Why forecast? A must in any business journey. A roadmap to success…

So, as a business owner myself I have seen the danger of coasting without a specified plan and benchmarks. On the other side I have seen the motivation that can come from having stretch targets to hit and a solid plan for hitting them.

Here’s some handy info even if your are not so numbers minded about basics that you will need to put in place.

Are forecasts any benefit other than to persuade the bank to finance?

Forecasting i.e. creating a specific Profit and Loss has the same beneficial effect as creating any other plan.

We plan all the time, it is the corollary to chaos.

We may plan sub consciously but we all do it.

If tomorrow morning you’re heading from Dublin to Mayo, you probably won’t go out your gate and take a turn either way depending on your mood.
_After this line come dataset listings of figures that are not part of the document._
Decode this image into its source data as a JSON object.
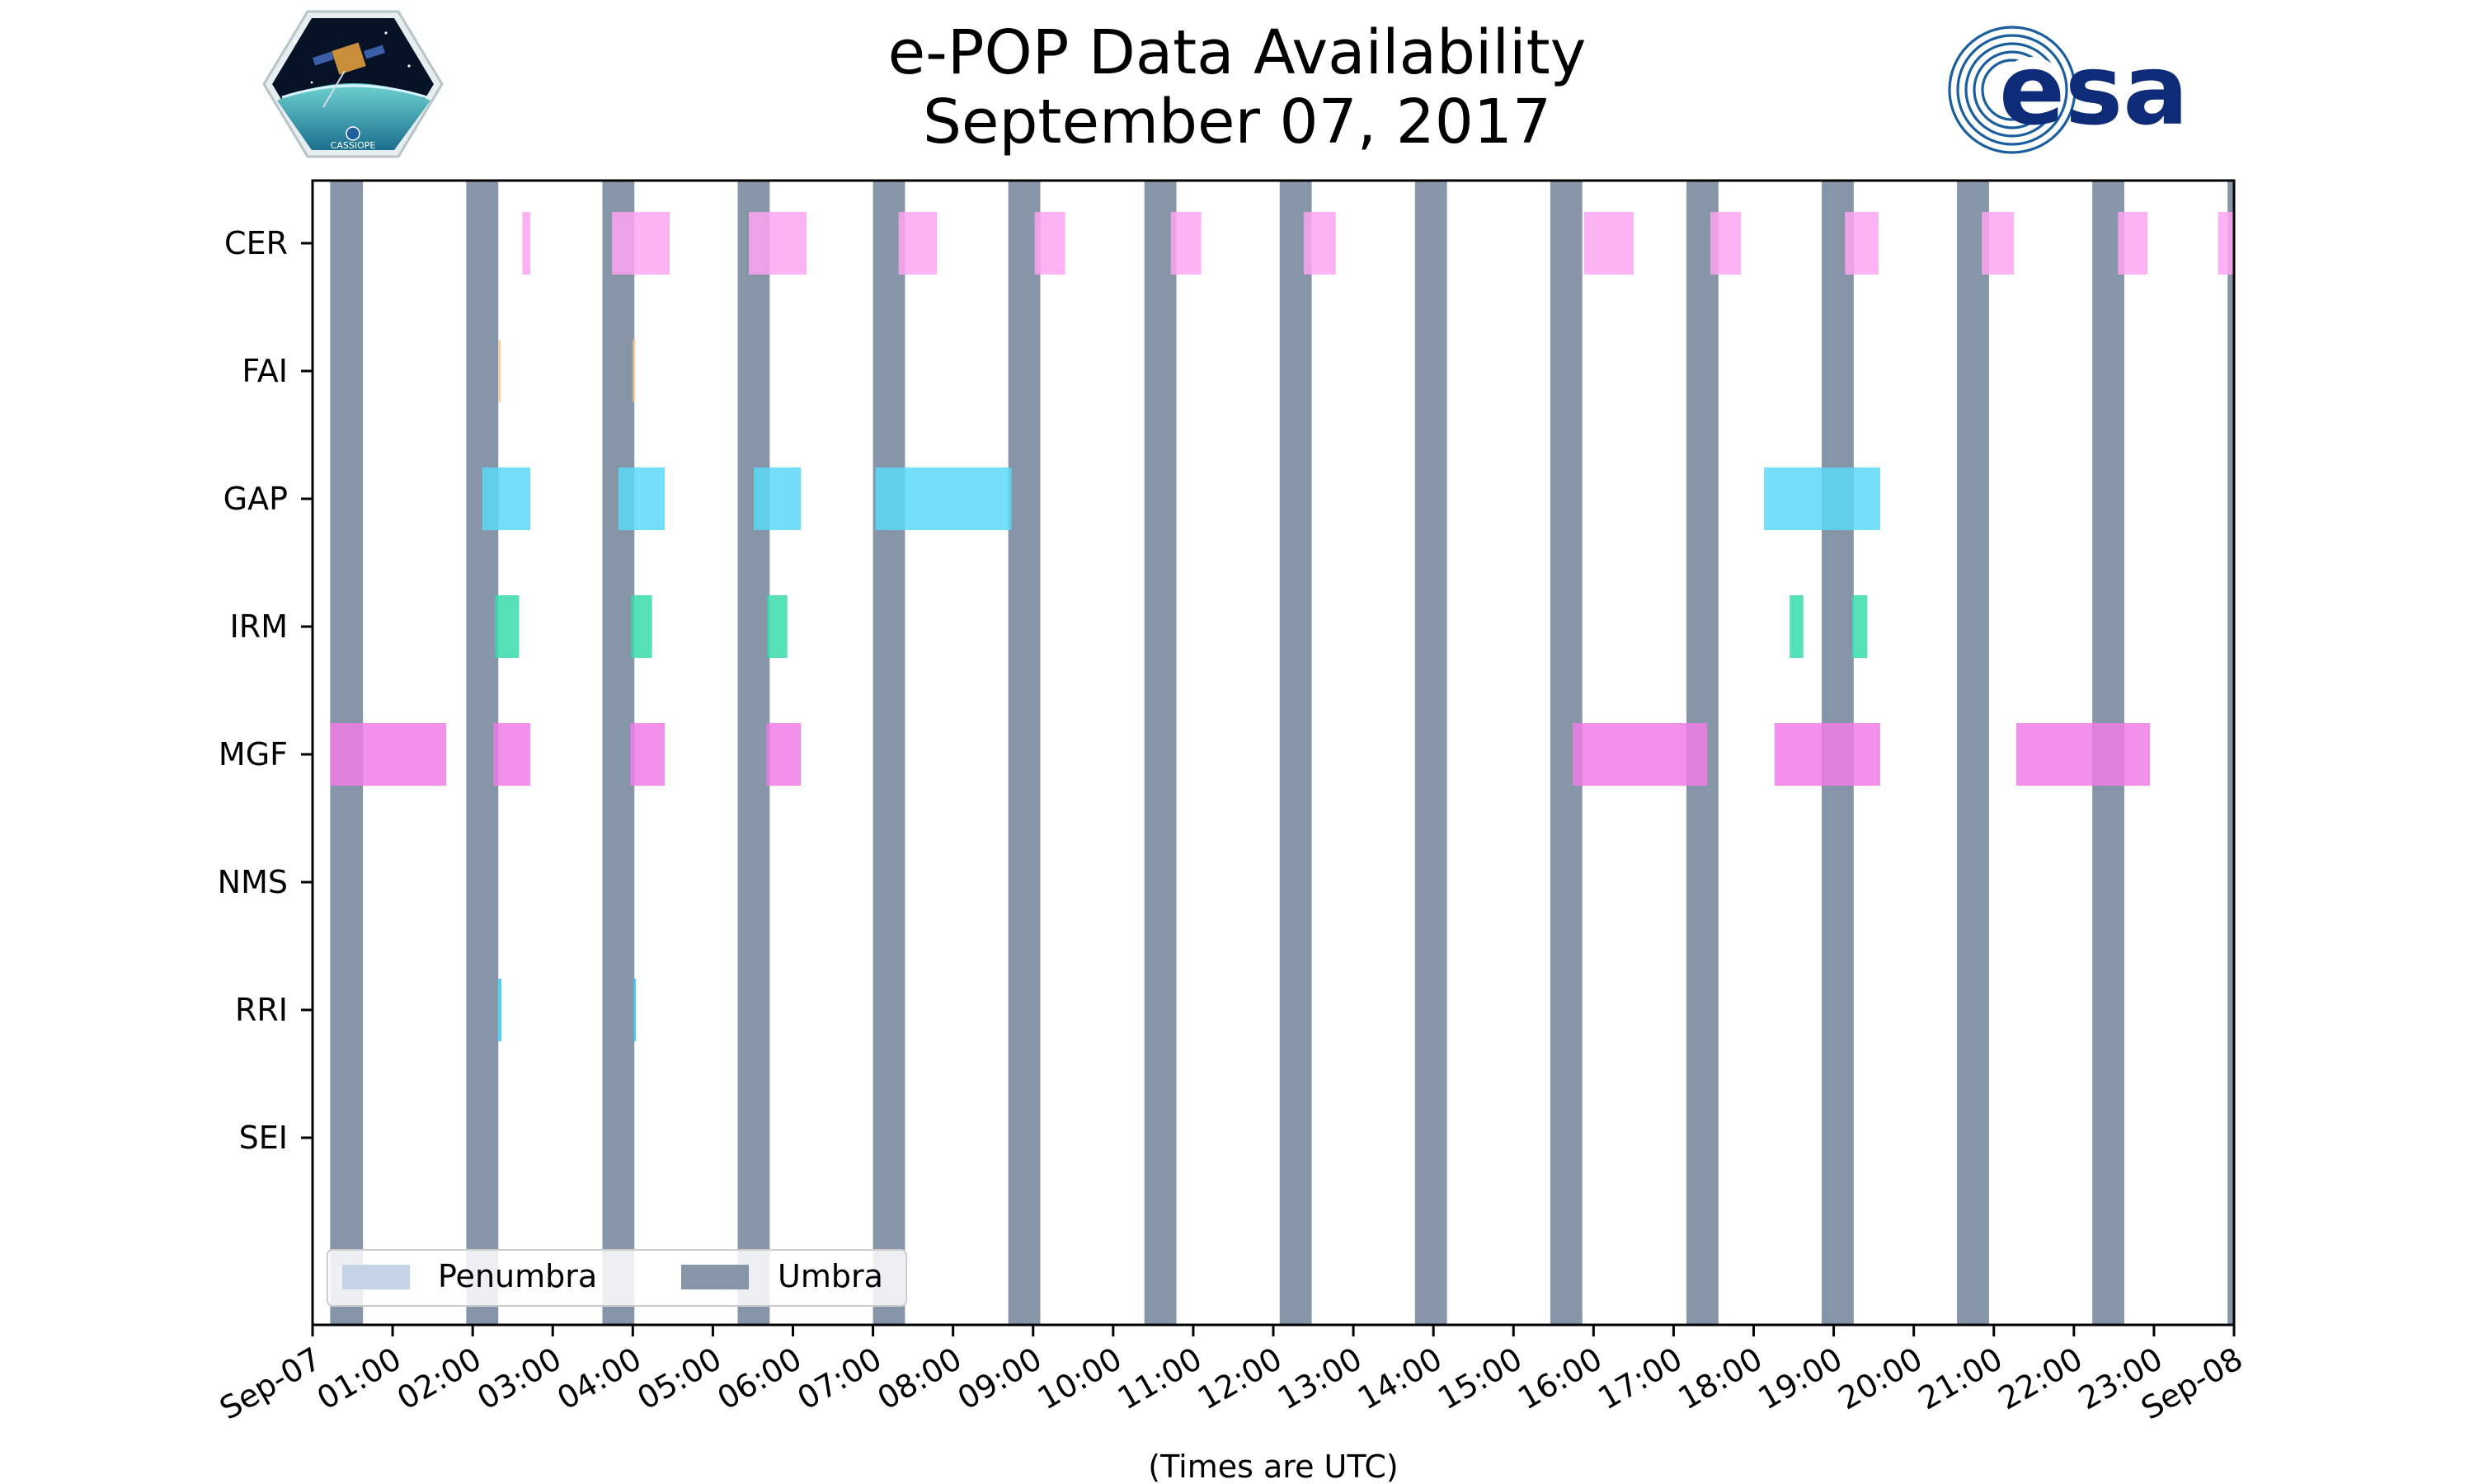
{
  "chart_data": {
    "type": "timeline",
    "title": [
      "e-POP Data Availability",
      "September 07, 2017"
    ],
    "xlabel": "(Times are UTC)",
    "xlim_hours": [
      0,
      24
    ],
    "x_tick_labels": [
      "Sep-07",
      "01:00",
      "02:00",
      "03:00",
      "04:00",
      "05:00",
      "06:00",
      "07:00",
      "08:00",
      "09:00",
      "10:00",
      "11:00",
      "12:00",
      "13:00",
      "14:00",
      "15:00",
      "16:00",
      "17:00",
      "18:00",
      "19:00",
      "20:00",
      "21:00",
      "22:00",
      "23:00",
      "Sep-08"
    ],
    "instruments": [
      "CER",
      "FAI",
      "GAP",
      "IRM",
      "MGF",
      "NMS",
      "RRI",
      "SEI"
    ],
    "legend": {
      "position": "lower-left",
      "entries": [
        {
          "label": "Penumbra",
          "color": "#c5d3e6"
        },
        {
          "label": "Umbra",
          "color": "#8696a8"
        }
      ]
    },
    "umbra_intervals": [
      [
        0.22,
        0.63
      ],
      [
        1.92,
        2.32
      ],
      [
        3.62,
        4.02
      ],
      [
        5.31,
        5.71
      ],
      [
        7.0,
        7.4
      ],
      [
        8.69,
        9.09
      ],
      [
        10.39,
        10.79
      ],
      [
        12.08,
        12.48
      ],
      [
        13.77,
        14.17
      ],
      [
        15.46,
        15.86
      ],
      [
        17.16,
        17.56
      ],
      [
        18.85,
        19.25
      ],
      [
        20.54,
        20.94
      ],
      [
        22.23,
        22.63
      ],
      [
        23.92,
        24.0
      ]
    ],
    "series": [
      {
        "name": "CER",
        "color": "#fda4f2",
        "intervals": [
          [
            2.62,
            2.72
          ],
          [
            3.74,
            4.46
          ],
          [
            5.45,
            6.17
          ],
          [
            7.32,
            7.8
          ],
          [
            9.02,
            9.4
          ],
          [
            10.72,
            11.1
          ],
          [
            12.38,
            12.78
          ],
          [
            15.88,
            16.5
          ],
          [
            17.46,
            17.84
          ],
          [
            19.14,
            19.56
          ],
          [
            20.85,
            21.25
          ],
          [
            22.55,
            22.92
          ],
          [
            23.8,
            24.0
          ]
        ]
      },
      {
        "name": "FAI",
        "color": "#f5c98a",
        "intervals": [
          [
            2.32,
            2.35
          ],
          [
            4.0,
            4.03
          ]
        ]
      },
      {
        "name": "GAP",
        "color": "#5bd8f6",
        "intervals": [
          [
            2.12,
            2.72
          ],
          [
            3.82,
            4.4
          ],
          [
            5.51,
            6.1
          ],
          [
            7.03,
            8.73
          ],
          [
            18.13,
            19.58
          ]
        ]
      },
      {
        "name": "IRM",
        "color": "#38dcac",
        "intervals": [
          [
            2.28,
            2.58
          ],
          [
            3.98,
            4.24
          ],
          [
            5.68,
            5.93
          ],
          [
            18.45,
            18.62
          ],
          [
            19.23,
            19.42
          ]
        ]
      },
      {
        "name": "MGF",
        "color": "#f07ce6",
        "intervals": [
          [
            0.22,
            1.67
          ],
          [
            2.26,
            2.72
          ],
          [
            3.97,
            4.4
          ],
          [
            5.67,
            6.1
          ],
          [
            15.74,
            17.42
          ],
          [
            18.26,
            19.58
          ],
          [
            21.28,
            22.95
          ]
        ]
      },
      {
        "name": "NMS",
        "color": "#f07ce6",
        "intervals": []
      },
      {
        "name": "RRI",
        "color": "#2ec8f0",
        "intervals": [
          [
            2.32,
            2.36
          ],
          [
            4.01,
            4.04
          ]
        ]
      },
      {
        "name": "SEI",
        "color": "#f07ce6",
        "intervals": []
      }
    ]
  },
  "logos": {
    "mission_logo_text": "CASSIOPE",
    "agency_logo_text": "esa"
  }
}
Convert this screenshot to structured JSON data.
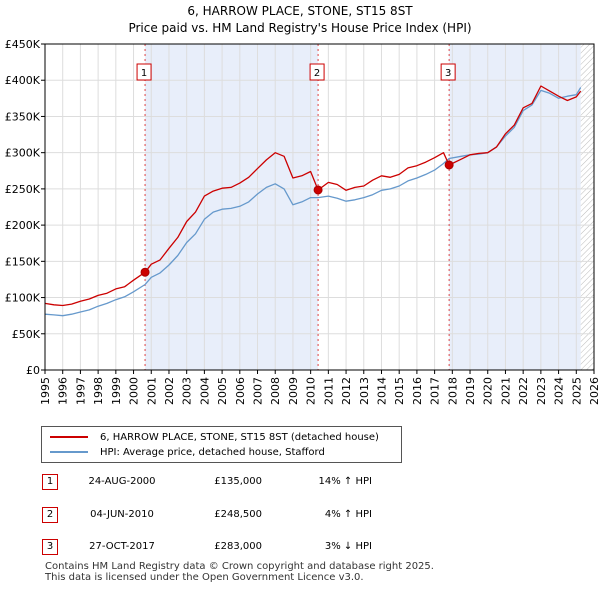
{
  "title_line1": "6, HARROW PLACE, STONE, ST15 8ST",
  "title_line2": "Price paid vs. HM Land Registry's House Price Index (HPI)",
  "chart_data": {
    "type": "line",
    "ylim": [
      0,
      450000
    ],
    "xlim": [
      1995.0,
      2026.0
    ],
    "y_ticks": [
      {
        "value": 0,
        "label": "£0"
      },
      {
        "value": 50000,
        "label": "£50K"
      },
      {
        "value": 100000,
        "label": "£100K"
      },
      {
        "value": 150000,
        "label": "£150K"
      },
      {
        "value": 200000,
        "label": "£200K"
      },
      {
        "value": 250000,
        "label": "£250K"
      },
      {
        "value": 300000,
        "label": "£300K"
      },
      {
        "value": 350000,
        "label": "£350K"
      },
      {
        "value": 400000,
        "label": "£400K"
      },
      {
        "value": 450000,
        "label": "£450K"
      }
    ],
    "x_ticks": [
      "1995",
      "1996",
      "1997",
      "1998",
      "1999",
      "2000",
      "2001",
      "2002",
      "2003",
      "2004",
      "2005",
      "2006",
      "2007",
      "2008",
      "2009",
      "2010",
      "2011",
      "2012",
      "2013",
      "2014",
      "2015",
      "2016",
      "2017",
      "2018",
      "2019",
      "2020",
      "2021",
      "2022",
      "2023",
      "2024",
      "2025",
      "2026"
    ],
    "grid": true,
    "shaded_regions": [
      [
        2000.65,
        2010.42
      ],
      [
        2017.82,
        2025.25
      ]
    ],
    "hatched_after": 2025.25,
    "series": [
      {
        "name": "6, HARROW PLACE, STONE, ST15 8ST (detached house)",
        "color": "#cc0000",
        "x": [
          1995.0,
          1995.5,
          1996.0,
          1996.5,
          1997.0,
          1997.5,
          1998.0,
          1998.5,
          1999.0,
          1999.5,
          2000.0,
          2000.65,
          2001.0,
          2001.5,
          2002.0,
          2002.5,
          2003.0,
          2003.5,
          2004.0,
          2004.5,
          2005.0,
          2005.5,
          2006.0,
          2006.5,
          2007.0,
          2007.5,
          2008.0,
          2008.5,
          2009.0,
          2009.5,
          2010.0,
          2010.42,
          2011.0,
          2011.5,
          2012.0,
          2012.5,
          2013.0,
          2013.5,
          2014.0,
          2014.5,
          2015.0,
          2015.5,
          2016.0,
          2016.5,
          2017.0,
          2017.5,
          2017.82,
          2018.5,
          2019.0,
          2019.5,
          2020.0,
          2020.5,
          2021.0,
          2021.5,
          2022.0,
          2022.5,
          2023.0,
          2023.5,
          2024.0,
          2024.5,
          2025.0,
          2025.25
        ],
        "values": [
          92000,
          90000,
          89000,
          91000,
          95000,
          98000,
          103000,
          106000,
          112000,
          115000,
          124000,
          135000,
          146000,
          152000,
          168000,
          183000,
          205000,
          218000,
          240000,
          247000,
          251000,
          252000,
          258000,
          266000,
          278000,
          290000,
          300000,
          295000,
          265000,
          268000,
          274000,
          248500,
          259000,
          256000,
          248000,
          252000,
          254000,
          262000,
          268000,
          266000,
          270000,
          279000,
          282000,
          287000,
          293000,
          300000,
          283000,
          291000,
          297000,
          299000,
          300000,
          308000,
          326000,
          338000,
          362000,
          368000,
          392000,
          385000,
          378000,
          372000,
          377000,
          385000
        ]
      },
      {
        "name": "HPI: Average price, detached house, Stafford",
        "color": "#6699cc",
        "x": [
          1995.0,
          1995.5,
          1996.0,
          1996.5,
          1997.0,
          1997.5,
          1998.0,
          1998.5,
          1999.0,
          1999.5,
          2000.0,
          2000.65,
          2001.0,
          2001.5,
          2002.0,
          2002.5,
          2003.0,
          2003.5,
          2004.0,
          2004.5,
          2005.0,
          2005.5,
          2006.0,
          2006.5,
          2007.0,
          2007.5,
          2008.0,
          2008.5,
          2009.0,
          2009.5,
          2010.0,
          2010.42,
          2011.0,
          2011.5,
          2012.0,
          2012.5,
          2013.0,
          2013.5,
          2014.0,
          2014.5,
          2015.0,
          2015.5,
          2016.0,
          2016.5,
          2017.0,
          2017.5,
          2017.82,
          2018.5,
          2019.0,
          2019.5,
          2020.0,
          2020.5,
          2021.0,
          2021.5,
          2022.0,
          2022.5,
          2023.0,
          2023.5,
          2024.0,
          2024.5,
          2025.0,
          2025.25
        ],
        "values": [
          77000,
          76000,
          75000,
          77000,
          80000,
          83000,
          88000,
          92000,
          97000,
          101000,
          108000,
          118000,
          128000,
          134000,
          145000,
          158000,
          176000,
          188000,
          208000,
          218000,
          222000,
          223000,
          226000,
          232000,
          243000,
          252000,
          257000,
          250000,
          228000,
          232000,
          238000,
          238000,
          240000,
          237000,
          233000,
          235000,
          238000,
          242000,
          248000,
          250000,
          254000,
          261000,
          265000,
          270000,
          276000,
          285000,
          292000,
          295000,
          297000,
          298000,
          300000,
          308000,
          323000,
          335000,
          358000,
          366000,
          386000,
          382000,
          375000,
          378000,
          380000,
          390000
        ]
      }
    ],
    "sale_markers": [
      {
        "label": "1",
        "x": 2000.65,
        "value": 135000
      },
      {
        "label": "2",
        "x": 2010.42,
        "value": 248500
      },
      {
        "label": "3",
        "x": 2017.82,
        "value": 283000
      }
    ]
  },
  "legend": {
    "property_label": "6, HARROW PLACE, STONE, ST15 8ST (detached house)",
    "hpi_label": "HPI: Average price, detached house, Stafford",
    "property_color": "#cc0000",
    "hpi_color": "#6699cc"
  },
  "sales": [
    {
      "num": "1",
      "date": "24-AUG-2000",
      "price": "£135,000",
      "hpi": "14% ↑ HPI"
    },
    {
      "num": "2",
      "date": "04-JUN-2010",
      "price": "£248,500",
      "hpi": "4% ↑ HPI"
    },
    {
      "num": "3",
      "date": "27-OCT-2017",
      "price": "£283,000",
      "hpi": "3% ↓ HPI"
    }
  ],
  "footer_line1": "Contains HM Land Registry data © Crown copyright and database right 2025.",
  "footer_line2": "This data is licensed under the Open Government Licence v3.0."
}
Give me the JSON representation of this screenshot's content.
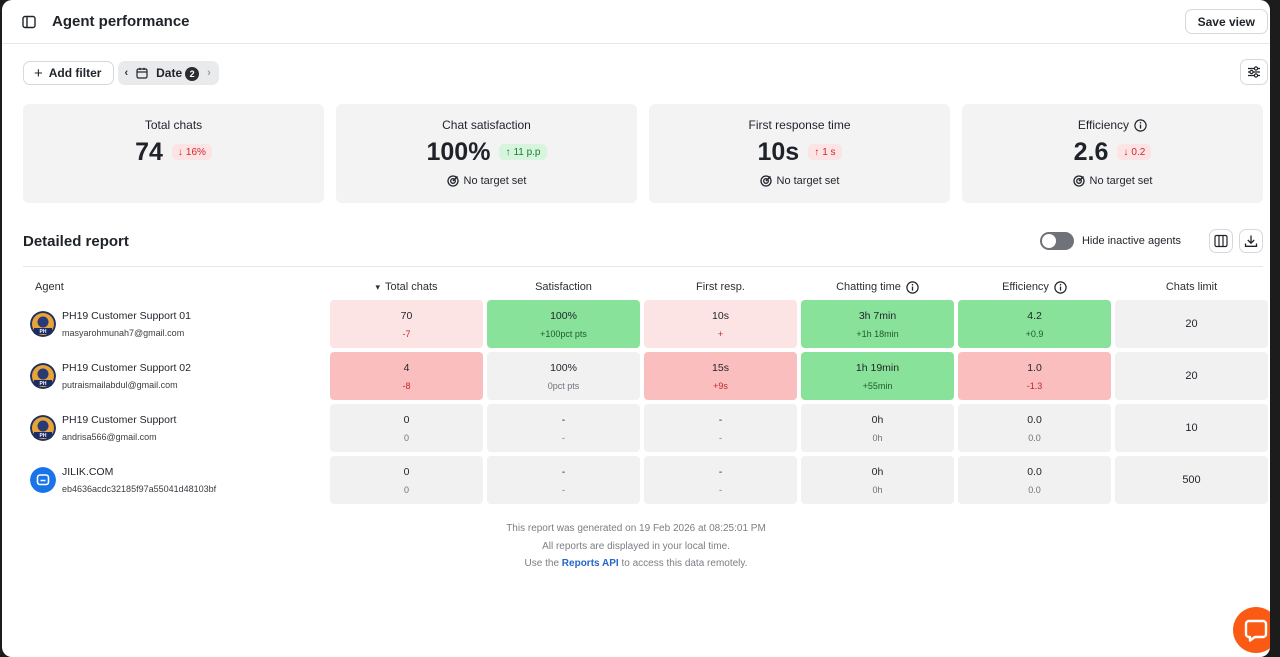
{
  "header": {
    "title": "Agent performance",
    "save_view_label": "Save view"
  },
  "filters": {
    "add_filter_label": "Add filter",
    "date_label": "Date",
    "date_count": "2"
  },
  "summary_cards": [
    {
      "label": "Total chats",
      "value": "74",
      "change": "16%",
      "direction": "down",
      "tone": "red",
      "target": ""
    },
    {
      "label": "Chat satisfaction",
      "value": "100%",
      "change": "11 p.p",
      "direction": "up",
      "tone": "green",
      "target": "No target set"
    },
    {
      "label": "First response time",
      "value": "10s",
      "change": "1 s",
      "direction": "up",
      "tone": "red",
      "target": "No target set"
    },
    {
      "label": "Efficiency",
      "value": "2.6",
      "change": "0.2",
      "direction": "down",
      "tone": "red",
      "target": "No target set",
      "info": true
    }
  ],
  "report": {
    "title": "Detailed report",
    "hide_inactive_label": "Hide inactive agents",
    "hide_inactive_on": false,
    "columns": [
      "Agent",
      "Total chats",
      "Satisfaction",
      "First resp.",
      "Chatting time",
      "Efficiency",
      "Chats limit"
    ],
    "rows": [
      {
        "name": "PH19 Customer Support 01",
        "email": "masyarohmunah7@gmail.com",
        "avatar": "photo",
        "total_chats": {
          "main": "70",
          "sub": "-7",
          "tone": "pink"
        },
        "satisfaction": {
          "main": "100%",
          "sub": "+100pct pts",
          "tone": "green"
        },
        "first_resp": {
          "main": "10s",
          "sub": "+",
          "tone": "pink"
        },
        "chatting_time": {
          "main": "3h 7min",
          "sub": "+1h 18min",
          "tone": "green"
        },
        "efficiency": {
          "main": "4.2",
          "sub": "+0.9",
          "tone": "green"
        },
        "chats_limit": "20"
      },
      {
        "name": "PH19 Customer Support 02",
        "email": "putraismailabdul@gmail.com",
        "avatar": "photo",
        "total_chats": {
          "main": "4",
          "sub": "-8",
          "tone": "red"
        },
        "satisfaction": {
          "main": "100%",
          "sub": "0pct pts",
          "tone": "gray"
        },
        "first_resp": {
          "main": "15s",
          "sub": "+9s",
          "tone": "red"
        },
        "chatting_time": {
          "main": "1h 19min",
          "sub": "+55min",
          "tone": "green"
        },
        "efficiency": {
          "main": "1.0",
          "sub": "-1.3",
          "tone": "red"
        },
        "chats_limit": "20"
      },
      {
        "name": "PH19 Customer Support",
        "email": "andrisa566@gmail.com",
        "avatar": "photo",
        "total_chats": {
          "main": "0",
          "sub": "0",
          "tone": "gray"
        },
        "satisfaction": {
          "main": "-",
          "sub": "-",
          "tone": "gray"
        },
        "first_resp": {
          "main": "-",
          "sub": "-",
          "tone": "gray"
        },
        "chatting_time": {
          "main": "0h",
          "sub": "0h",
          "tone": "gray"
        },
        "efficiency": {
          "main": "0.0",
          "sub": "0.0",
          "tone": "gray"
        },
        "chats_limit": "10"
      },
      {
        "name": "JILIK.COM",
        "email": "eb4636acdc32185f97a55041d48103bf",
        "avatar": "bot",
        "total_chats": {
          "main": "0",
          "sub": "0",
          "tone": "gray"
        },
        "satisfaction": {
          "main": "-",
          "sub": "-",
          "tone": "gray"
        },
        "first_resp": {
          "main": "-",
          "sub": "-",
          "tone": "gray"
        },
        "chatting_time": {
          "main": "0h",
          "sub": "0h",
          "tone": "gray"
        },
        "efficiency": {
          "main": "0.0",
          "sub": "0.0",
          "tone": "gray"
        },
        "chats_limit": "500"
      }
    ]
  },
  "footer": {
    "generated": "This report was generated on 19 Feb 2026 at 08:25:01 PM",
    "local_time": "All reports are displayed in your local time.",
    "api_prefix": "Use the",
    "api_link": "Reports API",
    "api_suffix": "to access this data remotely."
  },
  "colors": {
    "green": "#89e29a",
    "red": "#fbbebe",
    "pink": "#fde4e4",
    "gray": "#f1f1f2",
    "chat_fab": "#fa5a14",
    "link": "#2367c9"
  }
}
Either specifically by using google maps or by knowledge already gained you will turn right or left and then continue along a route that one will take you towards Mayo and in what you hope will be the quickest time.

Unless you know your destination there’s no point heading out.

Likewise, with business you need to know where you are headed or aiming for.

Budgets or forecasts let you measure how you are progressing on your business journey.

The main forecast is the Profit and Loss.

The main part of the Profit and Loss is the Sales forecast because without Sales there is no business.

So let’s look at Sales budget exclusively. The rest of the Profit/Loss will follow.

All Sales forecast should be realistic, attainable and based on solid assumptions.

Sales will be the number of units sold or services provided multiplied by the selling price.

To provide the reader or user of the forecasts including the owner with meaningful figures the selling price and the units sold must be built on realistic assumptions.

The price will be based on open market prices and the number of sales must be broken down by sales unit (person).

Sales units/transactions will depend among other things on the size of the potential market, the number of salespersons, the territory covered, the competition etc.

Sales price will depend likewise on competition and current open market price for a similar product/service. If you are above normal market price you will need to indicate why your prospective customers would pay above the norm.

There could be several reasons for this e.g. you are more convenient location-wise, you have a better-quality service, you package the service better etc.

If the assumptions withstand scrutiny you are on the way to having a forecast that can be a benchmark for subsequent performance.

The advice would be don’t start any business without performing at least the first step in forecasting e.g. identify the Gross Sales per week, per month and for first year at least.

Be moderate in your expectations and maybe calculate 3 scenarios which would be the best and worst forecasts and simply pitch the most likely as the center figure between these two.

If you have a reluctance to work out a basic sales forecast, that would not augur well for the future of the business. If figures are not your forte, get help.